The green transition

It’s a transition that could happen much quicker if it weren’t for the United States, which are already the largest gas producer in the world, using record amounts of gas last year. Without the United Stateshe notes Ember, electricity generation from gas was expected to decline globally in 2023. Global economies, excluding the United States, managed to generate 62 terawatt-hours less of gas-fired electricity last year than the year before. But the United States increased electricity generation from gas by nearly double that amount over the same time frame, or another 115 TWh from gas in 2023.

A big part of the problem is that the United States is replacing most of its older power plants that run on coal, the dirtiest fossil fuel, with gas-fired plants instead of carbon-pollution-free alternatives. “The United States is swapping one fossil fuel for another“, he said Jones. “After two decades of such heavy reliance on gas energy, the United States has a great journey ahead of it to get to a truly clean energy system”.

Electricity and renewables

Second Emberthe United States gets only 23% of its electricity from renewable energy, lower than the global average of 30%.

President Joe Biden set a goal of achieving 100% carbon pollution-free electricity by 2035 and signed into law the nation’s largest investment in clean energy and climate to date with theInflation Reduction Act. But the administration’s ability to force a transition to cleaner energy is limited after the Supreme Court ruled in 2022 that the Environmental Protection Agency should not be allowed to determine how the United States generates its electricity. Since then, the EPA’s long-awaited rules for greenhouse gas emissions from power plants have focused on energy companies capturing carbon dioxide emissions from burning fossil fuels.

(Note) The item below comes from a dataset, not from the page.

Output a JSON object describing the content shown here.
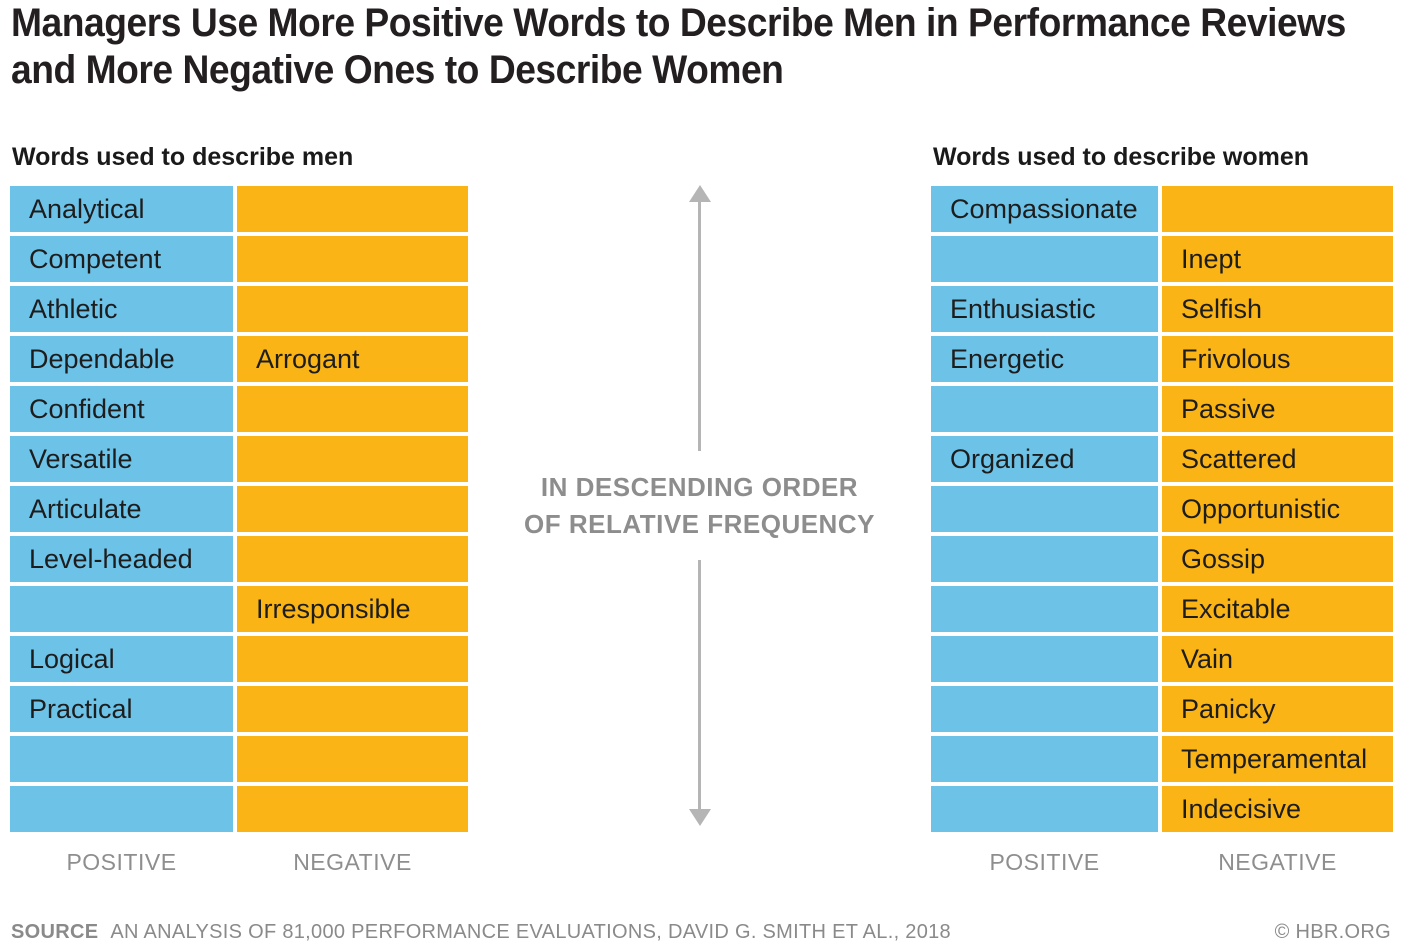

Fortunately, the renewable energies have become remarkably affordable, with solar now considered the cheapest source of electricity in history and the fastest growing energy source for 19 consecutive years.

Outdated technologies

Outdated technologies from the last century can no longer compete with exponential innovations and declining cost curves in renewable energy and storage“, he has declared Christiana Figueresformer executive secretary of the United Nations Framework Convention on Climate Change, in an emailed statement.

The report of Ember is in line with other forecasts from the International Energy Agency (IEA), which in October defined “unstoppable” the transition to clean energy. The IEA predicts a peak in global demand for coal, gas and oil this decade (for all energy uses, not just electricity). Renewable energy is also expected to account for nearly 50% of the global energy mix by 2030.

Ember is a little more optimistic after more than 130 countries committed to tripling renewable energy capacity by 2030 during the United Nations climate summit in December. With these advances, renewable electricity globally would reach 60% by the end of the decade, up from less than 20% in 2000.